No Money Down Real Estate Investing
This post is about buying real estate without any cash. I have often heard that this was possible and back in the “good old days” it was. Then the economy fell apart and as part of the reconstruction the lending rules changed. I was faced with a challenge. We had already purchased several properties the old fashion way with cash down. The problem at this point was we ran out of down payment cash.
I started to research creative (legal) ways to invest in real estate. I had a conversation with an experienced local investor that gave me an idea. I discussed the idea with my mortgage broker and it past the test as something that could work.
I am quite conservative by nature, so I figured I would try a less expensive property as my first one. That way I could limit my risk.
The following is the process I followed and how it worked out:
1. The idea – what I found out was that if the purchase price and the renovation cost did not total more than 80% of the appraised value, you could get an 80% mortgage. That would mean $0 out of pocket.
2. Identify the type of property we needed to find – I decided to look for a single family home in need of repair. It had to be a low price (under 125K) and in an up and coming area.
3. We found a two bedroom bungalow in Spryfield. It was a rental property, however, the owner died and the family did not want it. The house was just reduced and the tenants were removed. We made a cash offer and were able to purchase the property for $64000. We liked this house because it had good bones, located in a mature area on an R4 lot. We used a line of credit to pay for the house. You can also do a purchase plus improvements mortgage, private lender, or a few other ways to finance the original purchase. It is all about the numbers, so even if you have to use expensive money up front, if the math works, it could be a good deal.
4. Take possession and get to work.
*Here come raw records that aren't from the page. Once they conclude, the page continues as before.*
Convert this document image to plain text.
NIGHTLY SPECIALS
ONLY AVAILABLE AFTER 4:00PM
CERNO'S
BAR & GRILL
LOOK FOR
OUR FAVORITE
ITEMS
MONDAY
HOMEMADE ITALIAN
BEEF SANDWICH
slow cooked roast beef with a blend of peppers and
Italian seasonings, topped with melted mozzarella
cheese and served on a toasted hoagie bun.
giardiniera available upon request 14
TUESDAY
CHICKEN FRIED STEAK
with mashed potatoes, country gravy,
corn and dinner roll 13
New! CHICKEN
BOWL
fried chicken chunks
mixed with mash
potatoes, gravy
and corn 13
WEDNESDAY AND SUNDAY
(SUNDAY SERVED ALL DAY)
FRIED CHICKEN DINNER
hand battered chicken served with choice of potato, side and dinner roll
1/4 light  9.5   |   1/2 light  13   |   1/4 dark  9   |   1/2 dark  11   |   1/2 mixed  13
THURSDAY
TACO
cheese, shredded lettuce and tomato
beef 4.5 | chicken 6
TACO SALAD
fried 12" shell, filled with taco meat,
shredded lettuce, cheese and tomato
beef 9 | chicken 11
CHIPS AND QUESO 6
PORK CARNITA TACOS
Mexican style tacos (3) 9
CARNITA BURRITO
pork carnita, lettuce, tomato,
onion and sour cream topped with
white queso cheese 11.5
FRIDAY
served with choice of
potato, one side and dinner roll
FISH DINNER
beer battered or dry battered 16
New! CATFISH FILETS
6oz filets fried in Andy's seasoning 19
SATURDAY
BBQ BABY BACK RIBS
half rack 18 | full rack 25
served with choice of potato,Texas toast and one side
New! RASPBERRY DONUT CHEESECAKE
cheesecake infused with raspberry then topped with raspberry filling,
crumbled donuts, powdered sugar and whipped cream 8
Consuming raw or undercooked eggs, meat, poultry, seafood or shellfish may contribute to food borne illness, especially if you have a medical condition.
It is important to have a team of contractors ready to go. We were able to do a quick close and thanks to our awesome renovation team we were able to have it renovated and ready for a tenant in three weeks.
5. Find a tenant. It definitely helps with the appraisal if you have a lease in place. The lenders do not usually like projected rent, especially if it is on the high side. We were able to screen and place a tenant in the newly renovated house for $800 per month. Which was market value for the area at the time, with the added bonus of being fully renovated. We had a lot of interest in the property as soon as we placed the ad.
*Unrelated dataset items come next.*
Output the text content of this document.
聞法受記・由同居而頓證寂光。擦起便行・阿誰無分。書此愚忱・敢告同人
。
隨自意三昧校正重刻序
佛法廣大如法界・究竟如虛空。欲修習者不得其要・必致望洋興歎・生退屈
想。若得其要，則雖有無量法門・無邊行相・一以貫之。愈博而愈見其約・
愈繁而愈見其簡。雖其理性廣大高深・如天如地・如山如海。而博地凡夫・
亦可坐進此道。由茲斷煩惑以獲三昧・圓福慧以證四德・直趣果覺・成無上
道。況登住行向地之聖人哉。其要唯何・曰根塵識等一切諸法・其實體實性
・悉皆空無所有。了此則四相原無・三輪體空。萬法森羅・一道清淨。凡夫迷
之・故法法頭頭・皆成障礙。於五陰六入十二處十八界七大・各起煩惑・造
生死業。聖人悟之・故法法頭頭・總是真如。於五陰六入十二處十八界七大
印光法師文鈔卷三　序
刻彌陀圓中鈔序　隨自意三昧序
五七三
6. Secure financing. We brought the details of the deal to our mortgage broker. He secured us a loan based on our projected appraised value.
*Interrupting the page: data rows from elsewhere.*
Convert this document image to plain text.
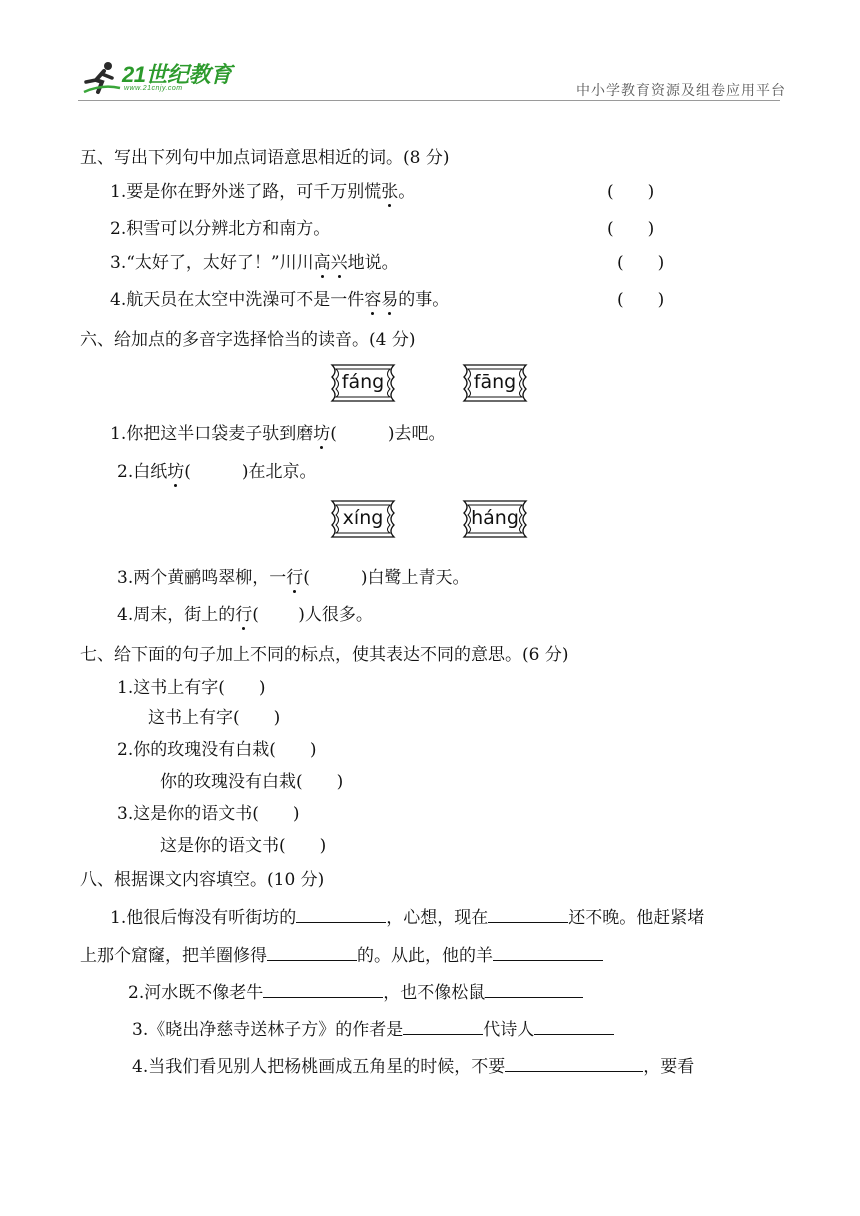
21世纪教育
www.21cnjy.com	中小学教育资源及组卷应用平台
五、写出下列句中加点词语意思相近的词。(8 分)
1.要是你在野外迷了路，可千万别慌张。	(　　)
2.积雪可以分辨北方和南方。	(　　)
3.“太好了，太好了！”川川高兴地说。	(　　)
4.航天员在太空中洗澡可不是一件容易的事。	(　　)
六、给加点的多音字选择恰当的读音。(4 分)
fáng	fāng
1.你把这半口袋麦子驮到磨坊(　　　)去吧。
2.白纸坊(　　　)在北京。
xíng	háng
3.两个黄鹂鸣翠柳，一行(　　　)白鹭上青天。
4.周末，街上的行(　　 )人很多。
七、给下面的句子加上不同的标点，使其表达不同的意思。(6 分)
1.这书上有字(　　)
这书上有字(　　)
2.你的玫瑰没有白栽(　　)
你的玫瑰没有白栽(　　)
3.这是你的语文书(　　)
这是你的语文书(　　)
八、根据课文内容填空。(10 分)
1.他很后悔没有听街坊的	，心想，现在	还不晚。他赶紧堵
上那个窟窿，把羊圈修得	的。从此，他的羊
2.河水既不像老牛	，也不像松鼠
3.《晓出净慈寺送林子方》的作者是	代诗人
4.当我们看见别人把杨桃画成五角星的时候，不要	，要看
7. Appraisal – We know this area very well and the project was small, so we did not do a pre-appraisal. If you are doing a larger project or are not 100 percent familiar with an area, I would recommend getting a pre-appraisal and a post appraisal done.
8. Receive the mortgage funds and pay back the line of credit.
Here are the numbers on our first project:
Purchase price $64000
Deed transfer tax 960
Legal for purchase and re-finance 1200
Interest on line of credit 1200
Property tax before re-finance 500
Total cost of project $84960
Mortgage funds 96000 (80% of 120K appraisal)
Net profit $11040
Mortgage & Prop. tax 578
Total expense $660
Cash flow $140
I consider this first project a success. It does not have huge cash flow, however, we were able to buy a cash flowing property and put money in our pocket. We have purchased three more properties this way, since this first one. I was so excited when I got my cheque for the mortgage funds on this first property, I made a copy of it and hung it on my wall for inspiration. I realized that anything is possible as long as you are willing to make the extra effort, do not take no for an answer and never give up.